# What is the most popular TV show - a real world use case

In this section, we will be taking on the very fortunate position or role of a Facebook data scientist to determine, amongst other things, what the most popular TV show in our dataset is. This will test the knowledge we have gained so far and will take you through a typical use case that gets asked of a graph data scientist.

## Getting setup

In [None]:
#! pip install -r requirements.txt
import matplotlib.pyplot as plt
import igraph

## Examing the graph structure

In [None]:
# Import custom functions
from graphtastic.utils import graph_from_attributes_and_edgelist

In [None]:
node_attr_path = './data/musae_facebook_target.csv'
edgelist_path = './data/musae_facebook_edges.csv'
attributes = ['page_name', 'page_type']
# Create a graph from our wrapper functions
g = graph_from_attributes_and_edgelist(node_attr_path, edgelist_path, attributes)

In [None]:
histogram = g.degree_distribution(bin_width=5)
print(histogram)

In [None]:
import matplotlib.pyplot as plt
bins = 30
plt.hist(g.degree(), bins)
plt.xlabel('Node degree centrality')
plt.ylabel('Frequency')
plt.show()

## Measuring connectedness

In [None]:
connected_components = g.clusters()
print(connected_components)

## Looking at the top degree nodes

In [None]:
degree = list(zip(g.vs['page_name'], g.degree()))
sorted_degree = sorted(degree, key=lambda x: x[1], reverse=True)   
print(sorted_degree[:10])

In [None]:
tv_nodes = g.vs.select(page_type_eq='tvshow')
tv_indices = [node.index for node in tv_nodes]
tv_degree = list(zip(g.vs[tv_indices]['page_name'], g.degree(tv_indices)))
sorted_tv_degree = sorted(tv_degree, key=lambda x: x[1], reverse=True)
print(sorted_tv_degree[:10])

## Using `select()` to interrogate the graph

In [None]:
gov_pol_nodes = g.vs.select(page_type_in=['government', 'politician'])

In [None]:
one_to_three_100_nodes = g.vs.select(_degree_ge=100, 
                                     _degree_le=140, 
                                     page_type_eq='tvshow')
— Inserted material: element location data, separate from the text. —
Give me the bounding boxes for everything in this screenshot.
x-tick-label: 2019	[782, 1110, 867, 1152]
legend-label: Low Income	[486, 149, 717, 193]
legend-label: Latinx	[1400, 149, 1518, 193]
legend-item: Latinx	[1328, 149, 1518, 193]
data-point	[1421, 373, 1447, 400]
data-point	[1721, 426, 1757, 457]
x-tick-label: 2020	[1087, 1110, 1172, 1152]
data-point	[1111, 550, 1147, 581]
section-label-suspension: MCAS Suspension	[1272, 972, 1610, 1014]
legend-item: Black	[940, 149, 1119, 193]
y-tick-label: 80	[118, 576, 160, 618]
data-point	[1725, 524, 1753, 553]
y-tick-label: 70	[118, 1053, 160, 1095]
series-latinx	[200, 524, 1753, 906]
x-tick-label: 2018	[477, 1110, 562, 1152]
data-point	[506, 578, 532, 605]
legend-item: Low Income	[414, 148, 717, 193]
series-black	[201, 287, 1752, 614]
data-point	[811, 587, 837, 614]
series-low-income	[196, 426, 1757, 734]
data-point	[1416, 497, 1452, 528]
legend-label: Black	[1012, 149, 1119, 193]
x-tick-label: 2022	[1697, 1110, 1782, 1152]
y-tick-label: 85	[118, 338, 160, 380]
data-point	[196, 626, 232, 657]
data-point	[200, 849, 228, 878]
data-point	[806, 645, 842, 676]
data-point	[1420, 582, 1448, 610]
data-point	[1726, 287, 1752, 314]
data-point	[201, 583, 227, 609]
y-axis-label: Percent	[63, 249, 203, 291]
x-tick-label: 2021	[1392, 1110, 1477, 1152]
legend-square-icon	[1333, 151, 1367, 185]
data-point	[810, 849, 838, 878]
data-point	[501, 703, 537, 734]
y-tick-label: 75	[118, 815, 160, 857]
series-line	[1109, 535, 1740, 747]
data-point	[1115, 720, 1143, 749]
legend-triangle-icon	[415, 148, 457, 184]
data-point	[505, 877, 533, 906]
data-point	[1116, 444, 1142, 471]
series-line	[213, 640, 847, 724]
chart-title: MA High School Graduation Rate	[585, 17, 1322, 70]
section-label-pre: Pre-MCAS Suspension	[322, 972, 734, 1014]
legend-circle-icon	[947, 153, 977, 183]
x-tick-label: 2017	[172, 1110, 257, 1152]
print(one_to_three_100_nodes['page_name'])

In [None]:
g.vs['node_degree'] = g.degree()
one_to_three_100_nodes = g.vs.select(node_degree_ge=100,
                                     node_degree_le=140,
                                     page_type_eq='tvshow')
print(one_to_three_100_nodes['page_name'])


## Properties of our popular nodes

In [None]:
today_show_id = g.vs.select(page_name_eq='Today Show')[0].index
print(today_show_id)

In [None]:
today_show_edges = g.es.select(_incident=[today_show_id])

In [None]:
sources = [edge.source for edge in today_show_edges]
targets = [edge.target for edge in today_show_edges]
print(sources)
print(targets)

In [None]:
neighbor_nodes = list(set(sources + targets))
neighbor_nodes.remove(909)
print(neighbor_nodes)
print(len(neighbor_nodes))

In [None]:
neighbor_page_types = g.vs[neighbor_nodes]['page_type']
print(neighbor_page_types)

In [None]:
from collections import Counter
page_type_dict = Counter(neighbor_page_types)
print(page_type_dict)

In [None]:
# Insert missing code step here

In [None]:
politician_id = [id_tuple for id_tuple in list(ids_and_page_types) if id_tuple[1] == 'politician']
print(politician_id)


In [None]:
politician_name = g.vs[22243]['page_name']
print(politician_name)